Шарфюрерина, цепко держа за локоть заключенную, подвела ее к эсэсовцам и вытянулась по стойке «смирно». Пельтцер велел ей проваливать и еще раз сам осмотрел новенькую.
Длинный полосатый халат с красным политическим треугольником на груди и номером, косынка на коротко остриженной голове. Что там надето под халатом, не разберешь. Не осталось ни единого признака женской фигуры. Лицо покраснело от холодного ветра. Побагровевшие кисти рук с тонкими пальцами беспрестанно потирают друг друга. Она кашляет, в ее глазах явственно видна болезнь. В них уже не осталось мольбы, совершенно неуместной в этом царстве холода и жестокости. В общем, обычное зрелище.

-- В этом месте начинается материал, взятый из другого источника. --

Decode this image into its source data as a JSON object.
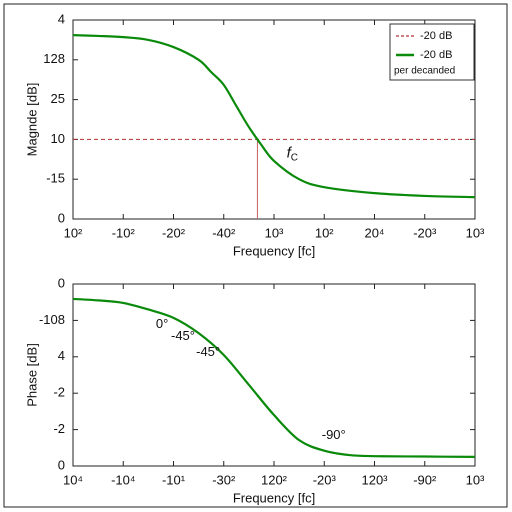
{
  "chart_data": [
    {
      "type": "line",
      "ylabel": "Magnde [dB]",
      "xlabel": "Frequency [fc]",
      "xlim": [
        0,
        8
      ],
      "xticks": [
        {
          "value": 0,
          "label": "10²"
        },
        {
          "value": 1,
          "label": "-10²"
        },
        {
          "value": 2,
          "label": "-20²"
        },
        {
          "value": 3,
          "label": "-40²"
        },
        {
          "value": 4,
          "label": "10³"
        },
        {
          "value": 5,
          "label": "10²"
        },
        {
          "value": 6,
          "label": "20⁴"
        },
        {
          "value": 7,
          "label": "-20³"
        },
        {
          "value": 8,
          "label": "10³"
        }
      ],
      "ylim": [
        0,
        5
      ],
      "yticks": [
        0,
        {
          "value": 1,
          "label": "-15"
        },
        {
          "value": 2,
          "label": "10"
        },
        {
          "value": 3,
          "label": "25"
        },
        {
          "value": 4,
          "label": "128"
        },
        {
          "value": 5,
          "label": "4"
        }
      ],
      "x": [
        0,
        0.5,
        1,
        1.5,
        2,
        2.5,
        2.75,
        3,
        3.25,
        3.5,
        3.75,
        4,
        4.5,
        5,
        6,
        7,
        8
      ],
      "series": [
        {
          "name": "-20 dB",
          "color": "#0a8a0a",
          "values": [
            4.62,
            4.6,
            4.57,
            4.5,
            4.32,
            4.0,
            3.69,
            3.37,
            2.84,
            2.31,
            1.86,
            1.46,
            1.0,
            0.8,
            0.65,
            0.58,
            0.55
          ]
        }
      ],
      "legend_note": "per decanded",
      "hline": {
        "value": 2,
        "name": "-20 dB",
        "color": "#b03030"
      },
      "vline": {
        "value": 3.67,
        "color": "#c06060"
      },
      "annotations": [
        {
          "text": "f",
          "sub": "C",
          "x": 4.25,
          "y": 1.65
        }
      ]
    },
    {
      "type": "line",
      "ylabel": "Phase [dB]",
      "xlabel": "Frequency [fc]",
      "xlim": [
        0,
        8
      ],
      "xticks": [
        {
          "value": 0,
          "label": "10⁴"
        },
        {
          "value": 1,
          "label": "-10⁴"
        },
        {
          "value": 2,
          "label": "-10¹"
        },
        {
          "value": 3,
          "label": "-30²"
        },
        {
          "value": 4,
          "label": "120²"
        },
        {
          "value": 5,
          "label": "-20³"
        },
        {
          "value": 6,
          "label": "120³"
        },
        {
          "value": 7,
          "label": "-90²"
        },
        {
          "value": 8,
          "label": "10³"
        }
      ],
      "ylim": [
        0,
        5
      ],
      "yticks": [
        0,
        {
          "value": 1,
          "label": "-2"
        },
        {
          "value": 2,
          "label": "-2"
        },
        {
          "value": 3,
          "label": "4"
        },
        {
          "value": 4,
          "label": "-108"
        },
        {
          "value": 5,
          "label": "0"
        }
      ],
      "x": [
        0,
        0.5,
        1,
        1.5,
        2,
        2.5,
        3,
        3.5,
        4,
        4.5,
        5,
        5.5,
        6,
        7,
        8
      ],
      "series": [
        {
          "color": "#0a8a0a",
          "values": [
            4.59,
            4.55,
            4.48,
            4.3,
            4.07,
            3.65,
            3.05,
            2.23,
            1.4,
            0.71,
            0.42,
            0.3,
            0.27,
            0.26,
            0.25
          ]
        }
      ],
      "annotations": [
        {
          "text": "0°",
          "x": 1.65,
          "y": 3.88
        },
        {
          "text": "-45°",
          "x": 1.95,
          "y": 3.55
        },
        {
          "text": "-45°",
          "x": 2.45,
          "y": 3.1
        },
        {
          "text": "-90°",
          "x": 4.95,
          "y": 0.83
        }
      ]
    }
  ]
}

Пельтцер повернулся к старому знакомому.
— Я буду у себя.
Обоим эсэсовцам, одетым в кожаные пальто на меху, было невдомек, что здесь кто-то может мерзнуть.
Генрих Кристиан подошел к трясущейся от холода девушке и, скрипнув кожей перчатки, взял ее левой рукой за подбородок. Он приподнял ее голову и уставился прямо в глаза.
— Ты спала с моим сыном?
Эрна испуганно смотрела на хмурое лицо человека с алюминиевым черепом на черном околыше фуражки и не понимала, чего он хочет.
— С Петером Кристианом, — добавил он.
— С Петером? — прошептала она. — Вы отец Петера?
— Петера, Петера, — буркнул штурмбаннфюрер и, отпустив Эрну, отошел на два шага в сторону, встав к ней вполоборота.
В памяти Эрны возникла стена со скрещенными саблями, большим револьвером и фотографиями. Она пыталась вспомнить портрет мужественного колониального инспектора с «винчестером» на плече. Но все было зыбко. Только заломленная шляпа, полуголые негры, Килиманджаро…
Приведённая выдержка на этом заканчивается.